On October 18, the Etowah County Mega Sports Complex Authority announced a big step forward in the plans for the multi-purpose recreational facility. The authority announced the location for the primary complex on property off Steele Station Road near Lumbley Road with potential access to U.S. Highway 77.

The authority has purchased 139 acres at this location using existing revenue.

“The property is strategically located adjacent to other property owned by two different municipalities [Gadsden and Rainbow City],” said Authority Chair Ralph Burke. “This gives the Sports Authority partnership options in the future.”

The authority said that the proposed complex’s proximity to Gadsden, Rainbow City and Attalla will spur economic activity in Etowah County.

“We have got a plan in place,” said State Representative Craig Ford. “We’ve got the land in place. We’ve got it free and clear. We have it geographically located where it would bring in the most economic dollars.”

Ford said that if you go up Steele Station Road from the complex and take a left, Attalla businesses, including Wal-Mart are located there, so Attalla would benefit.

If you take a right, you encounter Gadsden hotels, where families are likely to stay while traveling to the complex for games. The complex’s proximity to U.S. Highway 77, also makes Rainbow City easily accessible. Ford went on to say that the site has multiple accesses available.

“We are going to contribute to all municipalities sales tax,” said Ford. “Which in turn helps our education system and helps small business owners.”

“It is documented that youth sports alone in the United States is over a one billion dollar a year industry,” said Burke. “People are driving by Etowah County to get to suitable fields, and we’re losing revenue.”

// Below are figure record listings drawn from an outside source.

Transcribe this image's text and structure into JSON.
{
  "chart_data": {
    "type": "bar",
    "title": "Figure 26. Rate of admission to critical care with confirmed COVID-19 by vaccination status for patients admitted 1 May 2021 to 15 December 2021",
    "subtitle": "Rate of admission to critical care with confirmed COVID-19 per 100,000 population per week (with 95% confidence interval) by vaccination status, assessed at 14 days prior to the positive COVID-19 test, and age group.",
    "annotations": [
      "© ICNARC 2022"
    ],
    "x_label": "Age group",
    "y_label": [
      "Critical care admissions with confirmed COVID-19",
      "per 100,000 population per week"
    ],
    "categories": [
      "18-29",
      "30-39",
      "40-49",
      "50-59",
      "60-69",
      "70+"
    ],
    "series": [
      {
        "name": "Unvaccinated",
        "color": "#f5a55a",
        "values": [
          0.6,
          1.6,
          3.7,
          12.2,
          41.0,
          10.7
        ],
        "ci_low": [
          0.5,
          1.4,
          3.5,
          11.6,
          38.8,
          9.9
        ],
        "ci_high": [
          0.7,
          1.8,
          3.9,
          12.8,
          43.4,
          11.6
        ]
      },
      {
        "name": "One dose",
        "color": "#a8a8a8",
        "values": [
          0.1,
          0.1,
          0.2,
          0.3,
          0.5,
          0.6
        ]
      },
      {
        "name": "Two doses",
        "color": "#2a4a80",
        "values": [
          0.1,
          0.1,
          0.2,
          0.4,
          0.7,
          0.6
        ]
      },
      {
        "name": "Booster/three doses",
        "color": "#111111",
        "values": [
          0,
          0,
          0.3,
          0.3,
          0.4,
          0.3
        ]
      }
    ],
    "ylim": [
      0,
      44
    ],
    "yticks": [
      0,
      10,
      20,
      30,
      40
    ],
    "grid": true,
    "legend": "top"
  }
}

The authority members cited complexes in other parts of Alabama where tournaments are held, stating that the only thing these places have that Gadsden does not is a sports complex. The members also noted that economic development follows the construction of the complexes. Authority treasurer Hugh Miller said that in Boaz, he knows at least one restaurant that uses game schedules to create his restaurants’ work schedules.

“There aren’t enough facilities in Etowah County right now for soccer,” said Ford. “They have over 800 kids playing soccer and they are looking for grass pasture to play that is safe and feasible. And then they play these teams that are coming from Mobile and Montgomery and they have said they will not come back here, because we don’t have the facilities. So our kids have to travel on the home games, so they are playing away and away. The money we are losing is unbelievable.”

Ford said that the complex can also offer an improvement in quality of life.

In addition to providing safe fields for the kids in the area, the authority hopes to offer activities for special needs children as well.

“If you go and watch one game on the Field of Dreams with those special needs children, it will change your life,” said Ford. “And you will see why this is much-needed in our area.”

Quality of life can also draw further economic development. Authority Treasurer Hugh Miller related an exit interview he witnessed after Gadsden was passed over for an industrial prospect. In the interview, a lack of quality of life was cited as one of the reasons it was passed over.

Now that land has been purchased, the Etowah County Mega Sports Complex Authority is ready to move forward; however, has the authority faced “roadblock after roadblock.”

Senator Phil Williams raised questions about the authority, asking about a non-profit that was set up and operated out of the same bank account. This prompted the Etowah County Commission to freeze payments of tax revenue that were directed to the authority.

At the request of Williams, the authority dissolved a 501 non-profit that was set up, per the advice of authority attorneys, so donations to sponsor a field or structure for naming rights could receive tax deductions. The authority has since discovered the legislation allows the authority to do this without a nonprofit organization.

The authority filed paperwork with the Alabama Secretary of State website, which lists the non-profits as dissolved since October 6 of this year.

Williams also requested that the State Examiners of Public Affairs conduct an audit. Authority members said that they contacted the office, but were told that the office was working to procure federal funding for highway projects and Medicare and would not be able to conduct the audit anytime soon. The authority invited the commission to have its finance director or hire an auditor to review its financial records.

“We’ve done everything the county has asked,” said Ford. “And they are just sitting there holding onto the money.”

Ford fears that the commission will force the authority to resort to legal action.

“The county commission is going to force us to file a lawsuit and spend taxpayer dollars on attorneys fighting this out in a courtroom,” said Ford.

“And that doesn’t help anyone,” said Burke.

“That hurts the children,” said Ford. “It hurts the special needs children. It hurts the advancement of the project. It hurts economic development, and it hurts quality of life.”